Tiny particles in blood useful for early diagnosis of pancreatic cancer
MD Anderson News Release June 24, 2015
MD Anderson study shows promise for Glypican-1 in identifying cancer-specific exosomes
MD Anderson News Release 06/24/2015
A protein encoded by the gene glypican-1 (GPC1) present on cancer exosomes may be used as part of a potential non-invasive diagnostic and screening tool to detect early pancreatic cancer, potentially at a stage amenable to surgical treatment, according to a study at The University of Texas MD Anderson Cancer Center.
Exosomes – tiny, virus-sized particles released by cancer cells, contain DNA, RNA and proteins.

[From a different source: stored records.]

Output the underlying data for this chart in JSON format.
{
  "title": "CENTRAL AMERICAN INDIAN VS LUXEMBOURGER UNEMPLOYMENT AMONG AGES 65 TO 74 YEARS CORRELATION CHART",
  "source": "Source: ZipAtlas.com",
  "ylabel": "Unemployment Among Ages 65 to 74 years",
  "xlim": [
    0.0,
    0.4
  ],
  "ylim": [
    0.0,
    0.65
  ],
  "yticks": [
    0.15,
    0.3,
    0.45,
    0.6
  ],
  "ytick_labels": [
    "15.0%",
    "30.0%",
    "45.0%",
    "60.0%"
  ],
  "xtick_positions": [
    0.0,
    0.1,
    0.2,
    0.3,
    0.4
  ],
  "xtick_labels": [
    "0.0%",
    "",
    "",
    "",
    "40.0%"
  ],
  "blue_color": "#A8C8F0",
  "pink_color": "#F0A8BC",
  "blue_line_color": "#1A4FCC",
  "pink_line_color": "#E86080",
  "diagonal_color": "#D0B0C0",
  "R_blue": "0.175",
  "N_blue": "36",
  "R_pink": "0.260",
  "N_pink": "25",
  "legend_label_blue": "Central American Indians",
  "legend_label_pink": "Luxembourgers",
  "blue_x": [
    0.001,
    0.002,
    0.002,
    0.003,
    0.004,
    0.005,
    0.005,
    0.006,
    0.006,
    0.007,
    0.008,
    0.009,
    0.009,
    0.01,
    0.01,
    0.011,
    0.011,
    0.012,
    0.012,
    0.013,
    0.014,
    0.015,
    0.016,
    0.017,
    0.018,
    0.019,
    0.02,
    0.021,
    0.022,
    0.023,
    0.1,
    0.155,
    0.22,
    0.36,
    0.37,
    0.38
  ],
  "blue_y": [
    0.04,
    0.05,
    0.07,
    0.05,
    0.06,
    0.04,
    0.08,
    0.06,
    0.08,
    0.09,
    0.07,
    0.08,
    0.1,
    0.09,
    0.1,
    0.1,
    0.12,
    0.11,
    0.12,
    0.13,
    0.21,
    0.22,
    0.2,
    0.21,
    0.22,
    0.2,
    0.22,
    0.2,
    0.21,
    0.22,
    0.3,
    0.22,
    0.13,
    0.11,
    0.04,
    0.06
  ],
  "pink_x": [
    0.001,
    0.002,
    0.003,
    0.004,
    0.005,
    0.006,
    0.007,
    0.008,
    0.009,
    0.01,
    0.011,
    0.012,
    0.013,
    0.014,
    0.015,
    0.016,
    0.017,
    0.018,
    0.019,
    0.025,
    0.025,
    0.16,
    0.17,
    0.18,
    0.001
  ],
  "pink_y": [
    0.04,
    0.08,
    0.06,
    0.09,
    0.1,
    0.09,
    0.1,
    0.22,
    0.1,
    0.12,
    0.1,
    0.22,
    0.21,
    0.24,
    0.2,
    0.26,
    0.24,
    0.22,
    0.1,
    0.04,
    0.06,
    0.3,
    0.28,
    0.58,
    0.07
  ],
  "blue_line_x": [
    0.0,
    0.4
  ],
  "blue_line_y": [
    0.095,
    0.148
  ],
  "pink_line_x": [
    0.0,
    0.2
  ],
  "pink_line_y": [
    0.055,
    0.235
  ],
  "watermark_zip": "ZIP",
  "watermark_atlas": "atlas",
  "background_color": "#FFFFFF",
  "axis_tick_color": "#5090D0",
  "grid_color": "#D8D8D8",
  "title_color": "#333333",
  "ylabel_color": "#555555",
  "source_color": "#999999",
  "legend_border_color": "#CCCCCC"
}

Scientists isolated and monitored GPC1-enriched circulating exosomes from the blood of pancreatic cancer patients, termed GPC1+ crExos.
“GPC1+ crExos were detected in small amounts of serum from about 250 patients with pancreatic cancer with absolute specificity and sensitivity, importantly distinguishing patients with chronic pancreatitis from those with early- and late-stage pancreatic cancer,” said Raghu Kalluri, M.D., Ph.D., chair of Cancer Biology.
Levels of GPC1+ crExos were significantly lower in patients following surgical removal of the tumor, said Kalluri, whose study results are published in the June 24, 2015 issue of Nature. The study examined crExos from healthy donors and breast and pancreatic cancer patients. Elevated GPC1+ crExos were seen in both cancers.
“GPC1+ crExos can be detected and isolated in blood samples that were stored in freezers almost 30 years ago, unlike circulating tumor cells (CTCs) that require large amounts of fresh blood,” said Kalluri. “DNA, RNA and proteins can be isolated from cancer exosomes isolated from stored specimen for further genetic and biological analyses. Therefore, cancer exosomes are not just a biomarker but isolating them provides a trove of cancer specific information.”
GPC1+ crExos appear to be a more reliable screening tool than the commonly used CA 19-9 biomarker. The study found that GPC1+ crExos detected the possibility of pancreatic cancer in mouse models of pancreatic cancer at a time when the mice showed no signs of pancreatic disease by MRI.
“Routine screening of the general population for pancreatic cancer using MRIs or CTs would be prohibitively expensive with the likelihood for many false positives,” said David Piwnica-Worms, M.D., Ph.D., chair of Cancer Systems Imaging, “Our study suggests the potential for GPC1+ crExos as a detection and monitoring tool for pancreatic cancer in combination with imaging, with an emphasis on its application in early detection.”
Because pancreatic cancer-specific genetics can be detected in these exosomes, there is great potential to enhance specificity of MRIs or CTs, ” said Kalluri
If detected early, surgery involving a pancreatico-duodenectomy or the Whipple procedure can be curative for pancreatic cancer patients. Since pancreatic cancer is often diagnosed in the later stages, only about 15 percent of patients qualify for the surgery.
“Studies comparing stage of disease with outcome following surgery suggest that death rates for pancreatic cancer would be reduced if the disease were diagnosed at an earlier stage,” said Kalluri. “This presents an unprecedented opportunity for informative early detection of pancreatic cancer and in designing potential curative surgical options.”
Members of the MD Anderson research team included Sonia Melo, Ph.D., Linda Luecke, Ph.D., Christophe Kahlert, Ph.D., and Valerie LeBleu, Ph.D., all of Cancer Biology; Seth Gammon, Ph.D. and David Piwnica-Worms, M.D., Ph.D., from Cancer Systems Imaging; and Elizabeth Mittendorf, M.D., Ph.D., from Surgical Oncology.
Other participating institutions include the University de Oviedo, Oveido, Spain, Universität Dresden, Germany, and the Centro Nacional de Biotecnologia, Madrid.
The study was funded by the Cancer Prevention and Research Institute of Texas, MD Anderson Cancer Center, and partially by the National Institutes of Health/National Cancer Institute (CA151925, P30CA016672, P50CA094056, and 5U24CA1265577).